PRotip: To create an experience, consider something different or new, and yet related to the industry or message.
Press release, a classic media relations tool, is meant for disseminating stories that are newsworthy to the media and should not be abused for SEO purposes. An effective press release is one that succinctly and aptly frames the issue to provide value to the media, audience and the client. The announcement of a product launch or the partnering with a charity are opportunities to reestablish the name of the brand or company in the minds of consumers. However, these types of news are commonplace as most businesses have caught on with the publicity trend. To reach the consumers, first arouse the media’s interest. A creative and strategic media drop is a great technique to achieve this as it creates buzz and relevance for the two-page document. The art of enticing and persuasion are imperative for crafting press releases and story pitching.
PRotip: Identify and target the right media before sending out press releases. Misfiring not only costs precious ammunition but risks being blacklisted as ‘spammers’.
When a business or an organisation decides to establish its presence on social media, it needs to be ready with a message. For example, the core message of Dove on social media is its commitment to empowering women to realise their beauty potential while Oreo is great at creating current and entertaining social media content relating to its products.
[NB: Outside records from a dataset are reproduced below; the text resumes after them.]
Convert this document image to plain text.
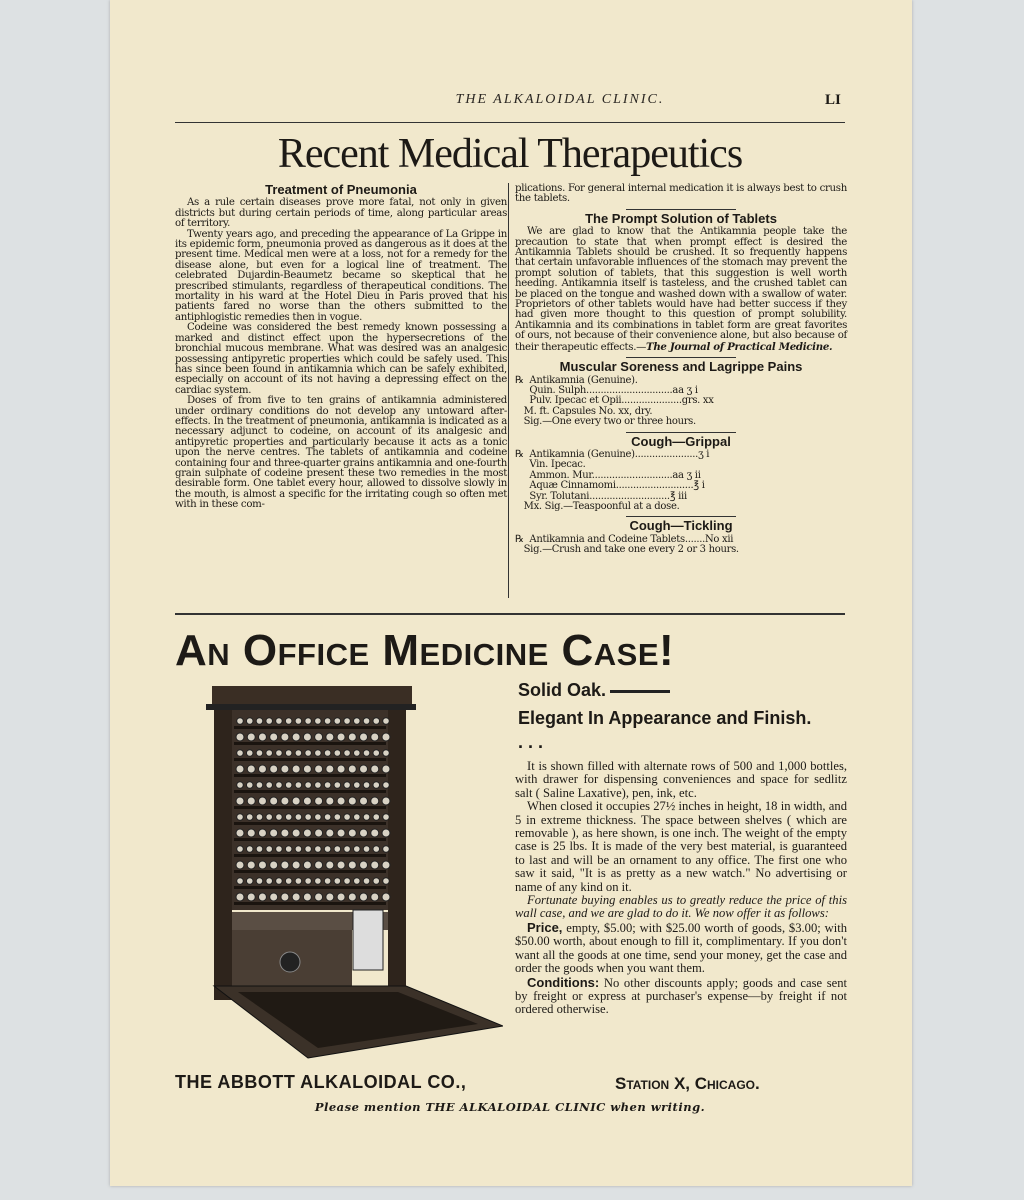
THE ALKALOIDAL CLINIC.	LI
Recent Medical Therapeutics
Treatment of Pneumonia

As a rule certain diseases prove more fatal, not only in given districts but during certain periods of time, along particular areas of territory.

Twenty years ago, and preceding the appearance of La Grippe in its epidemic form, pneumonia proved as dangerous as it does at the present time. Medical men were at a loss, not for a remedy for the disease alone, but even for a logical line of treatment. The celebrated Dujardin-Beaumetz became so skeptical that he prescribed stimulants, regardless of therapeutical conditions. The mortality in his ward at the Hotel Dieu in Paris proved that his patients fared no worse than the others submitted to the antiphlogistic remedies then in vogue.

Codeine was considered the best remedy known possessing a marked and distinct effect upon the hypersecretions of the bronchial mucous membrane. What was desired was an analgesic possessing antipyretic properties which could be safely used. This has since been found in antikamnia which can be safely exhibited, especially on account of its not having a depressing effect on the cardiac system.

Doses of from five to ten grains of antikamnia administered under ordinary conditions do not develop any untoward after-effects. In the treatment of pneumonia, antikamnia is indicated as a necessary adjunct to codeine, on account of its analgesic and antipyretic properties and particularly because it acts as a tonic upon the nerve centres. The tablets of antikamnia and codeine containing four and three-quarter grains antikamnia and one-fourth grain sulphate of codeine present these two remedies in the most desirable form. One tablet every hour, allowed to dissolve slowly in the mouth, is almost a specific for the irritating cough so often met with in these com-

plications. For general internal medication it is always best to crush the tablets.

The Prompt Solution of Tablets

We are glad to know that the Antikamnia people take the precaution to state that when prompt effect is desired the Antikamnia Tablets should be crushed. It so frequently happens that certain unfavorable influences of the stomach may prevent the prompt solution of tablets, that this suggestion is well worth heeding. Antikamnia itself is tasteless, and the crushed tablet can be placed on the tongue and washed down with a swallow of water. Proprietors of other tablets would have had better success if they had given more thought to this question of prompt solubility. Antikamnia and its combinations in tablet form are great favorites of ours, not because of their convenience alone, but also because of their therapeutic effects.—The Journal of Practical Medicine.

Muscular Soreness and Lagrippe Pains
℞  Antikamnia (Genuine).
Quin. Sulph..............................aa ʒ i
Pulv. Ipecac et Opii.....................grs. xx
M. ft. Capsules No. xx, dry.
Sig.—One every two or three hours.
Cough—Grippal
℞  Antikamnia (Genuine)......................ʒ i
Vin. Ipecac.
Ammon. Mur............................aa ʒ ii
Aquæ Cinnamomi...........................℥ i
Syr. Tolutani............................℥ iii
Mx. Sig.—Teaspoonful at a dose.
Cough—Tickling
℞  Antikamnia and Codeine Tablets.......No xii
Sig.—Crush and take one every 2 or 3 hours.
An Office Medicine Case!
Solid Oak.
Elegant In Appearance and Finish. . . .

It is shown filled with alternate rows of 500 and 1,000 bottles, with drawer for dispensing conveniences and space for sedlitz salt ( Saline Laxative), pen, ink, etc.

When closed it occupies 27½ inches in height, 18 in width, and 5 in extreme thickness. The space between shelves ( which are removable ), as here shown, is one inch. The weight of the empty case is 25 lbs. It is made of the very best material, is guaranteed to last and will be an ornament to any office. The first one who saw it said, "It is as pretty as a new watch." No advertising or name of any kind on it.

Fortunate buying enables us to greatly reduce the price of this wall case, and we are glad to do it. We now offer it as follows:

Price, empty, $5.00; with $25.00 worth of goods, $3.00; with $50.00 worth, about enough to fill it, complimentary. If you don't want all the goods at one time, send your money, get the case and order the goods when you want them.

Conditions: No other discounts apply; goods and case sent by freight or express at purchaser's expense—by freight if not ordered otherwise.

THE ABBOTT ALKALOIDAL CO.,	Station X, Chicago.
Please mention THE ALKALOIDAL CLINIC when writing.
Once a direction has been decided and agreed upon, it sets the motion for content planning and marketing.
This latest video by Dove conveys the #RealBeauty message it claims to preach and the same message resonates throughout the different social media platforms.
Social media act as assistive tools for brands to create a positive image and to communicate their positioning. It is not merely a cheaper alternative to mass media for advertisement. Furthermore, changes in the communication paradigm demand more pull and less push in communication. Brands and organisations are required to consistently supply useful, relevant and valuable information that speak to their audiences. This, overtime, creates a supportive online community or fan base for the brand. Nonetheless, maintaining relationship with these stakeholders is not any less demanding than maintaining a romantic relationship. Both require active listening, proactive engagement and honesty.
Even when communication is dominated by social media, successful and sustainable communication requires the strategic integration of different PR tools. To be a communication specialist, besides knowing the mechanics of each tool, one needs to be constantly aware that these tools are merely means and not ends of communication. The number of tools is only an indicator of PR costs and not the results.